Nach einer Idee von Clyde Lee Herring

Liebe Leser und Leserinnen, ich wünsche uns das allen: beten zu können, mit eigenen Worten oder denen, die Jesus uns beigebracht hat mit dem Vater unser. Innezuhalten, damit ernsthaft zu rechnen, dass Gott unsere Worte hört, dabei ruhig zu werden und uns zu vergewissern, dass Gott uns wie ein Vater liebt und wir diese Liebe an andere Menschen weiter geben dürfen. Amen

Fürbittengebet

Gott, du hörst unser Gebet. Und so danken wir Dir für alles, was Du uns schenkst, für alles Schöne, alles Tolle, für unsere Familien und Freunde, für alle guten Erfahrungen und lieben Begegnungen.

Gott, wir bitten Dich für alle, die wir gerne um uns haben, denen wir vertrauen können und die eine wichtige Rolle in unserem Leben spielen.

Gott, wir bitten für alle, die wir nicht mögen, dass wir besser miteinander zurechtkommen.

Gott, wir bitten für unsere Konfis, die dieses Wochenende eingesegnet werden: dass sie trotz allem einen tollen Tag haben werden und ihre Konfirmation schön feiern können.

Wir bitten für die Familien der Jugendlichen, die sich das auch ganz anders vorgestellt haben.

Wir bitten Dich für alle Kinder, Jugendlichen und Erwachsenen, dass Du sie im Glauben begleitest, dass sie wissen, dass Du sie hörst und sie auf Dich vertrauen können.

Wir bitten Dich für das Miteinander von Alt und Jung und allen Zwischendrin.

Du, Gott, kennst uns Menschen, siehst Du, was uns bewegt und wer wir sind.

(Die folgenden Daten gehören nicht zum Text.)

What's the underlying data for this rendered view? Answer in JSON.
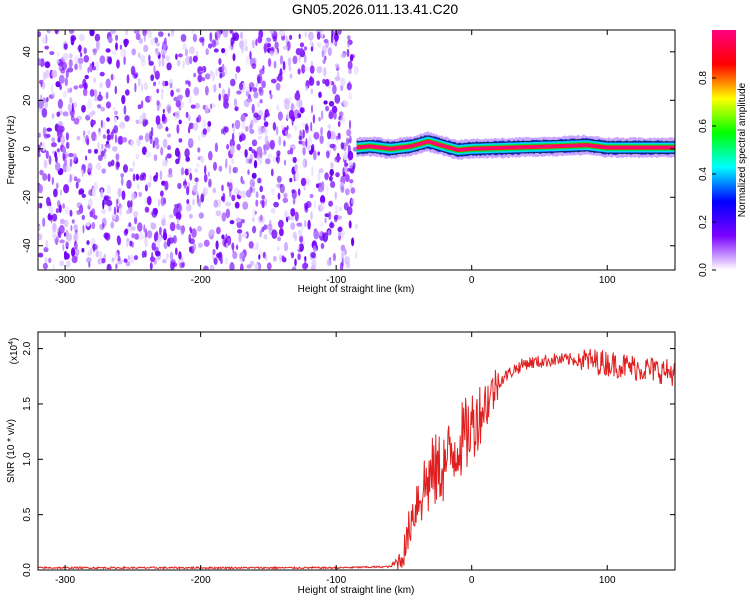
{
  "title": "GN05.2026.011.13.41.C20",
  "chart_data": [
    {
      "type": "heatmap",
      "title": "GN05.2026.011.13.41.C20",
      "xlabel": "Height of straight line (km)",
      "ylabel": "Frequency (Hz)",
      "xlim": [
        -320,
        150
      ],
      "ylim": [
        -50,
        49
      ],
      "x_ticks": [
        -300,
        -200,
        -100,
        0,
        100
      ],
      "y_ticks": [
        -40,
        -20,
        0,
        20,
        40
      ],
      "colorbar": {
        "label": "Normalized spectral amplitude",
        "range": [
          0,
          1
        ],
        "ticks": [
          "0.0",
          "0.2",
          "0.4",
          "0.6",
          "0.8"
        ],
        "colormap": [
          "#ffffff",
          "#7a00ff",
          "#0000ff",
          "#00ffff",
          "#00ff00",
          "#ffff00",
          "#ff0000",
          "#ff0080"
        ]
      },
      "regions": [
        {
          "x_range": [
            -320,
            -85
          ],
          "description_values": "scattered noise, amplitude ~0.1-0.3",
          "amplitude": 0.2
        },
        {
          "x_range": [
            -85,
            150
          ],
          "frequency_center": 0.5,
          "band_halfwidth_hz": 2.5,
          "peak_amplitude": 1.0
        }
      ],
      "band_center_trace": [
        {
          "x": -85,
          "y": 0.5
        },
        {
          "x": -75,
          "y": 1
        },
        {
          "x": -60,
          "y": 0
        },
        {
          "x": -45,
          "y": 1
        },
        {
          "x": -32,
          "y": 3
        },
        {
          "x": -20,
          "y": 1
        },
        {
          "x": -10,
          "y": -0.5
        },
        {
          "x": 0,
          "y": 0
        },
        {
          "x": 30,
          "y": 0.5
        },
        {
          "x": 60,
          "y": 1
        },
        {
          "x": 85,
          "y": 1.5
        },
        {
          "x": 100,
          "y": 0.5
        },
        {
          "x": 150,
          "y": 0.5
        }
      ]
    },
    {
      "type": "line",
      "xlabel": "Height of straight line (km)",
      "ylabel": "SNR (10 * v/v)",
      "y_multiplier": "(x10",
      "y_multiplier_exp": "4",
      "xlim": [
        -320,
        150
      ],
      "ylim": [
        0,
        2.15
      ],
      "x_ticks": [
        -300,
        -200,
        -100,
        0,
        100
      ],
      "y_ticks": [
        "0.0",
        "0.5",
        "1.0",
        "1.5",
        "2.0"
      ],
      "series": [
        {
          "color": "#e02020",
          "x": [
            -320,
            -100,
            -60,
            -52,
            -48,
            -45,
            -40,
            -35,
            -30,
            -25,
            -20,
            -15,
            -10,
            -5,
            0,
            5,
            10,
            15,
            20,
            30,
            40,
            50,
            60,
            80,
            100,
            120,
            140,
            150
          ],
          "y": [
            0.02,
            0.02,
            0.03,
            0.1,
            0.25,
            0.45,
            0.65,
            0.75,
            0.85,
            0.9,
            0.95,
            1.05,
            1.15,
            1.2,
            1.3,
            1.4,
            1.5,
            1.6,
            1.7,
            1.8,
            1.87,
            1.88,
            1.9,
            1.9,
            1.87,
            1.83,
            1.8,
            1.78
          ]
        }
      ]
    }
  ]
}
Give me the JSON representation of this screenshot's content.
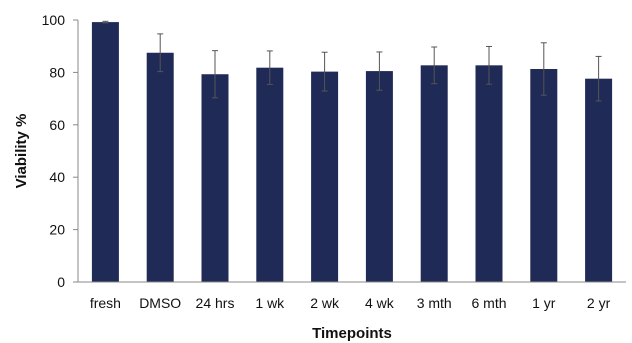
{
  "chart_data": {
    "type": "bar",
    "title": "",
    "xlabel": "Timepoints",
    "ylabel": "Viability %",
    "ylim": [
      0,
      100
    ],
    "yticks": [
      0,
      20,
      40,
      60,
      80,
      100
    ],
    "grid": false,
    "legend": "none",
    "categories": [
      "fresh",
      "DMSO",
      "24 hrs",
      "1 wk",
      "2 wk",
      "4 wk",
      "3 mth",
      "6 mth",
      "1 yr",
      "2 yr"
    ],
    "values": [
      99.2,
      87.5,
      79.3,
      81.8,
      80.3,
      80.5,
      82.7,
      82.7,
      81.3,
      77.6
    ],
    "errors": [
      0.3,
      7.2,
      9.0,
      6.4,
      7.4,
      7.3,
      7.0,
      7.2,
      10.0,
      8.5
    ],
    "bar_color": "#1f2a56",
    "error_color": "#555555"
  }
}
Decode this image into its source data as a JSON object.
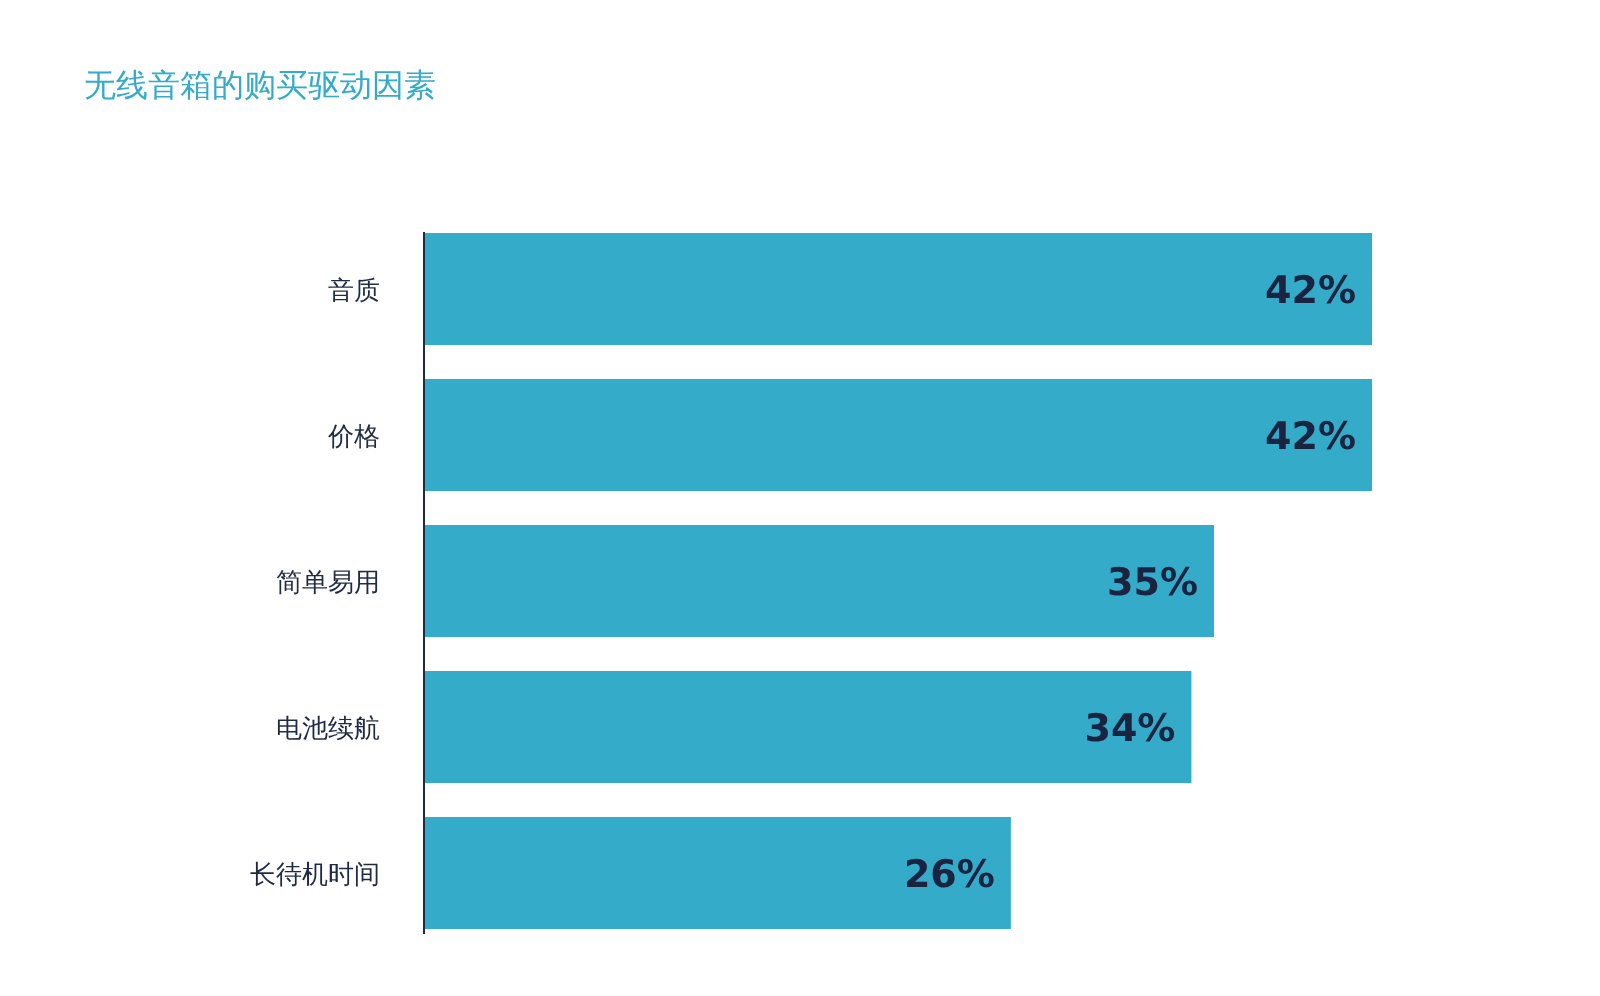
{
  "chart_data": {
    "type": "bar",
    "orientation": "horizontal",
    "title": "无线音箱的购买驱动因素",
    "categories": [
      "音质",
      "价格",
      "简单易用",
      "电池续航",
      "长待机时间"
    ],
    "values": [
      42,
      42,
      35,
      34,
      26
    ],
    "value_labels": [
      "42%",
      "42%",
      "35%",
      "34%",
      "26%"
    ],
    "color": "#33abc9"
  }
}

AMEN

(Quelle: Ev. Kirchengemeinde Wössingen)

Lied: EG 658

Refrain: Lass uns in deinem Namen, Herr, die nötigen Schritte tun.

1. Gib uns den Mut, voll Glauben, Herr, heute und morgen zu handeln.

2. Gib uns den Mut, voll Liebe, Herr, heute die Wahrheit zu leben.

3. Gib uns den Mut, voll Hoffnung, Herr, heute von vorn zu beginnen.

 Kurt Rommel 1964

Segen

So segne und behüte Euch der allmächtige und der barmherzige Gott,

der Vater, der Sohn und der Heilige Geist.